Y a un moment où c'est plus que le hasard qui guide tes pas.

Ou plutôt, y a un moment où tu t'en rends compte.

À la fin en général, quand faut t'arrêter.

Jusque-là t'avançais, tu savais où t'allais, enfin tu croyais. Ça n'allait pas forcément très bien mais ça n'allait pas vraiment très mal non plus. T'avais jamais réellement eu beaucoup d'espoir alors tu peux pas dire que t'as été déçu. T'attendais rien, non ? Alors !

Et puis l'un dans l'autre, hein ! t'étais vivant.

Deux bras, deux jambes, de quoi tu te plains ?

Y a toujours des bateaux à décharger, des ponts à briquer, des chiottes à nettoyer ?

T'as toujours pu bouffer ? Même avec les mains sales ?

Alors va bosser !

...

Mais un jour, un soir ou au réveil, y a plus rien devant toi, y a plus rien vers où aller. Y a plus rien à l'horizon.

Vide, que dalle, nada, que nib' !

Tout a disparu.

C'est sûr, à la souvenance, y avait pas grand-chose avant, mais ça permettait de croire que t'allais arriver quelque part.

Ça te permettait de te lever.

Ça te permettait de continuer.

Au moins ça.


Alors tu t'arrêtes, tu doutes, tu te grattes la tête, tu te frottes les yeux, tu te dis :

« C'est passager, ça va revenir, je vais boire un coup, ça ira mieux après. »
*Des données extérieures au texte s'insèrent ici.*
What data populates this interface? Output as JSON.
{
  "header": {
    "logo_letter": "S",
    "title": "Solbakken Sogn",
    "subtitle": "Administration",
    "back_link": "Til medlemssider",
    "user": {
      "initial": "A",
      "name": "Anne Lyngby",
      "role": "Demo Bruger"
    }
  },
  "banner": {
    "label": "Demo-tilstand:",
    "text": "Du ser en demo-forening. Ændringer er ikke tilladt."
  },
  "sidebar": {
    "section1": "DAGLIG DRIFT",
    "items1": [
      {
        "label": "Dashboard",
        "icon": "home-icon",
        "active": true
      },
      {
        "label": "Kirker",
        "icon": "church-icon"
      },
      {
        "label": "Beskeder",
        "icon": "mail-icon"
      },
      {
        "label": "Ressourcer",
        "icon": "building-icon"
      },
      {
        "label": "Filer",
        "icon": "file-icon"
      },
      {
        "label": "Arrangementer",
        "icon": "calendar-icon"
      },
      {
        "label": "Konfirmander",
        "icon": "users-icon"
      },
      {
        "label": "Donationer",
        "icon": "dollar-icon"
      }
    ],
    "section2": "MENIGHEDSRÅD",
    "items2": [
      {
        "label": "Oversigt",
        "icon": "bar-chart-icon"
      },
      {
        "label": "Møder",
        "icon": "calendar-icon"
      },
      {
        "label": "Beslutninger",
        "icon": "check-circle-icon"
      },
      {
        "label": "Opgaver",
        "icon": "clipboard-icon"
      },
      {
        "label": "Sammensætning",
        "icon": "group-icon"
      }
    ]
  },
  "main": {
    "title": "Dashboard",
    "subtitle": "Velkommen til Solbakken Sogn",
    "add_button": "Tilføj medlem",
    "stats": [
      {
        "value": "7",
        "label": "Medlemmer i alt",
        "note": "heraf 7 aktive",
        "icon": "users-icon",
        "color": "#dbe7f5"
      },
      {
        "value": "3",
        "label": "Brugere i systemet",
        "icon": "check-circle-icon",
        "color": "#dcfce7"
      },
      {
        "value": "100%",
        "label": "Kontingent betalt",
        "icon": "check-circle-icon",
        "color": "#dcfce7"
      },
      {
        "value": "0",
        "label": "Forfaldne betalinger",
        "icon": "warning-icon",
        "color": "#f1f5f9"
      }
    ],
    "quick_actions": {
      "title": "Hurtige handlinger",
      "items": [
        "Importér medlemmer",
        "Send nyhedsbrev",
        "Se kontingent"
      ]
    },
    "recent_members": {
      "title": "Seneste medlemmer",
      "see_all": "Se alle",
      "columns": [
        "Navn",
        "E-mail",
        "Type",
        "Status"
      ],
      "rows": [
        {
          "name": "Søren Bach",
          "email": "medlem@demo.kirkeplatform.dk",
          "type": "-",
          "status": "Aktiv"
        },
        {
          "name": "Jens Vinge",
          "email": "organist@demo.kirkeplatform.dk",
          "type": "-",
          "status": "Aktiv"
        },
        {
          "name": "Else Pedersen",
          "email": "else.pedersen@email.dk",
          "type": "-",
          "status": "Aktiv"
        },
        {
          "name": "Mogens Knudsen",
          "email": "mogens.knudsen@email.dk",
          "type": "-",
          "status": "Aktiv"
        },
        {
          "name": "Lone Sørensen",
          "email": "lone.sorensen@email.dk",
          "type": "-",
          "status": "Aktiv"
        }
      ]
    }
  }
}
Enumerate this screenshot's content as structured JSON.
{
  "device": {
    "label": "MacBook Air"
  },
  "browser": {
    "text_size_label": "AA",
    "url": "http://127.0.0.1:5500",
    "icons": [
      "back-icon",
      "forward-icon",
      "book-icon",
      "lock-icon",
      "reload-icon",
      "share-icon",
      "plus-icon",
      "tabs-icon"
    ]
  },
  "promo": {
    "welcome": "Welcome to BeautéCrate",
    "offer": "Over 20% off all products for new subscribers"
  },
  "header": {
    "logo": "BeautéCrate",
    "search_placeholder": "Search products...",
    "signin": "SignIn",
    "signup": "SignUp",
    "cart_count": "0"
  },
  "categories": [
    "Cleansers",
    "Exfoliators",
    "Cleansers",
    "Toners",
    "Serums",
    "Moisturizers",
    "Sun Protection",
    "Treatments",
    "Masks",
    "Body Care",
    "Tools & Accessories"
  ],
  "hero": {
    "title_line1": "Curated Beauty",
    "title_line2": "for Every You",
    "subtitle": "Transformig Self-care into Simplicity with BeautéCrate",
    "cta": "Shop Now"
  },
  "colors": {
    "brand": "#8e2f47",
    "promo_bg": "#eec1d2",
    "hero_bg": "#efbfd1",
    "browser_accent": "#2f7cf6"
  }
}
Et puis non ! T'es là, comme un con, les bras ballants et y a plus rien devant.

Au début t'hésites, t'y crois pas, tu vas te réveiller. Tu veux te secouer, dans ta tronche y a des :

« Faut que j'avance, je peux pas rester là ! »

Tu sais pas vraiment quoi faire, c'est nouveau ce vide. Ce vrai vide, avec du vrai rien.


Avec la pointe du pied, tu dessines un cercle autour de toi, tu tâtes pour voir si y a quelque chose et puis comme c'est dur, ben tu poses un pied. Et puis tu ramènes l'autre. De tous les côtés ça tient, tu vas pas t'enfoncer ; déjà t'es un peu rassuré, tu peux avancer. T'oses un pas, t'hésites, d'un côté puis d'un autre, mais par où aller ? Tu sais même plus d'où tu viens.

C'est partout comme dans ton dos.

Y a même pas une pierre pour faire tourner ton couteau ! – T'aurais mieux fait de lire des livres.

Faut arrêter d'hésiter. Faut partir, marcher, avancer. Aller par-là ou de l'autre côté, on s'en fout, c'est pas ça le problème.

« On finit toujours par arriver quelque part à condition de marcher suffisamment longtemps », disait la chenille à Alice.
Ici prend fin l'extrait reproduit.